Bed and banquet
The Field|August 2021
Reminiscing about the day’s sport over dinner is an essential part of a week in a sporting lodge – so it makes sense to splash out on a cook
RORY KNIGHT BRUCE
Bed and banquet

Any shooting party is immensely improved by good wine and an evening dinner you can look forward to after a day on the hill or riverbank. It is a compliment to one’s guests, a time to come into one’s own as host, and an opportunity for immediate – and reflective – sporting conversations. Nowhere is this more important than when hosting a week in a Highlands sporting lodge.

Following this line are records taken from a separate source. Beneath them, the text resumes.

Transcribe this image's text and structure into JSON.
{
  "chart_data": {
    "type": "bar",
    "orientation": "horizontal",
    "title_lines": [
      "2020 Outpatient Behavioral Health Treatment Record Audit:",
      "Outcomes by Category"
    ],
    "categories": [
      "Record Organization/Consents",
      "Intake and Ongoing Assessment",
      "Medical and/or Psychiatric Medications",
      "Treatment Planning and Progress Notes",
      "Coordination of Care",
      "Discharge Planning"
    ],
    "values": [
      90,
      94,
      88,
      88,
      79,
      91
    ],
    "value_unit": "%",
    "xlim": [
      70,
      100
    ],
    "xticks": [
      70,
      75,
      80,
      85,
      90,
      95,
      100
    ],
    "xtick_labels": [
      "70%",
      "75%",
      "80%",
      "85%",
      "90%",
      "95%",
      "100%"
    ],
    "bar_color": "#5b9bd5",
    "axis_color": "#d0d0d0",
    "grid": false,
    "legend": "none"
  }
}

Some groups take turns with the cooking, with varying degrees of success. Others demand that the host’s spouse does all the honours, which is hardly a holiday for them. Yet there is a way round this, often overlooked, which is to employ one or two cooks who have honed their skills at any of the award-winning cookery schools that may be found from London to Leith. With a lodge taken for, say, from £5,000 for the week, what extra is it – given that few of us have been out anywhere for the past year – to chuck in another grand for a professional chef to place exquisite meals on the table and take the heat out of the kitchen?

George Goldsmith knows sporting Scotland like the back of his hand and has been involved in letting Highlands estates for more than 25 years. “Now, more than ever, it is worth going that extra mile and employing a cook and an assistant, depending on the size of your party,” he says. “Taking a lodge without or with a cook is like chalk and cheese.”